Akiak: A Tale From the Iditarod by Robert J. Blake is the book we read to celebrate Alaska joining the United States. It's the exciting tale of a one dog who was determined to finish the grueling Iditarod, even after she was injured.
I really wanted to read a Hawai'ian history picture book to the girls to celebrate it as the fiftieth state, but I couldn't find anything appropriate at our library. I did give First Son The Last Princess: The Story of Princess Ka'iulani of Hawai'i by Fay Stanley, illustrated by Diane Stanley, to read independently before he made a notebook page of Princess Ka'iulani. The story of Hawai'i's annexation is a sad one, I think. This book is excellent, but is much more of a proper biography than a picture book, too detailed for the girls.
Martin's Big Words: The Life of Dr. Martin Luther King, Jr. by Doreen Rappaport, illustrated by Bryan Collier, is the biography I chose to read to the children. It's a little gritty for young children, but my girls didn't seem to mind. After our unit, I discovered I Have a Dream, which is one of my favorite picture books. We also read We March by Shane W. Evans, which gives a powerful witness not only to the March in 1963, but to our civic responsibilities and freedoms to peacefully demonstrate.
I've just recently discovered Freedom Summer by Deborah Wiles, illustrated by Jerome Lagarrigue, which tells of the friendship between a white boy and a black boy in 1964, after the Civil Rights Act passed into law. For older children, this could be a good introduction to a discussion about how changing the law was in some way just the beginning, that the struggle for real change meant changing hearts and attitudes.
Boycott Blues: How Rosa Parks Inspired a Nation by Andrea Davis Pinkney, illustrated by Brian Pinkney, is one of my favorite picture books. I think it puts Rosa Parks's actions in perspective for young children. We also have the book Rosa by Nikki Giovanni. I love Bryan Collier's illustrations in this book, but I think the text doesn't do Rosa Parks justice; she was an intelligent and savvy woman who coordinated with others an effort to force Montgomery to change.

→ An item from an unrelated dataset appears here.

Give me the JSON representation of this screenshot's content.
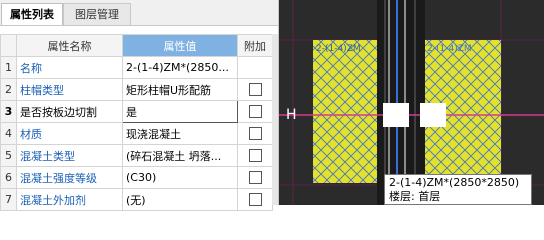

Reaching for the Moon by Buzz Aldrin with paintings by Wendell Minor is an autobiography written for young children. I thought it was a little text heavy for my girls, so I asked First Son to read it independently before creating a notebook page on Buzz Aldrin. I enjoyed reading it myself and found it inspiring, as I'm sure the author intended. The illustrations are marvelous.
One Small Step: Celebrating the First Men On the Moon by Jerry Stone is full of bits of paper that unfold like a scrapbook. It's overflowing with information on the astronauts and the space program. It would have been too overwhelming to read out loud to the girls, but I put it in our book basket for First Son to peruse at his leisure.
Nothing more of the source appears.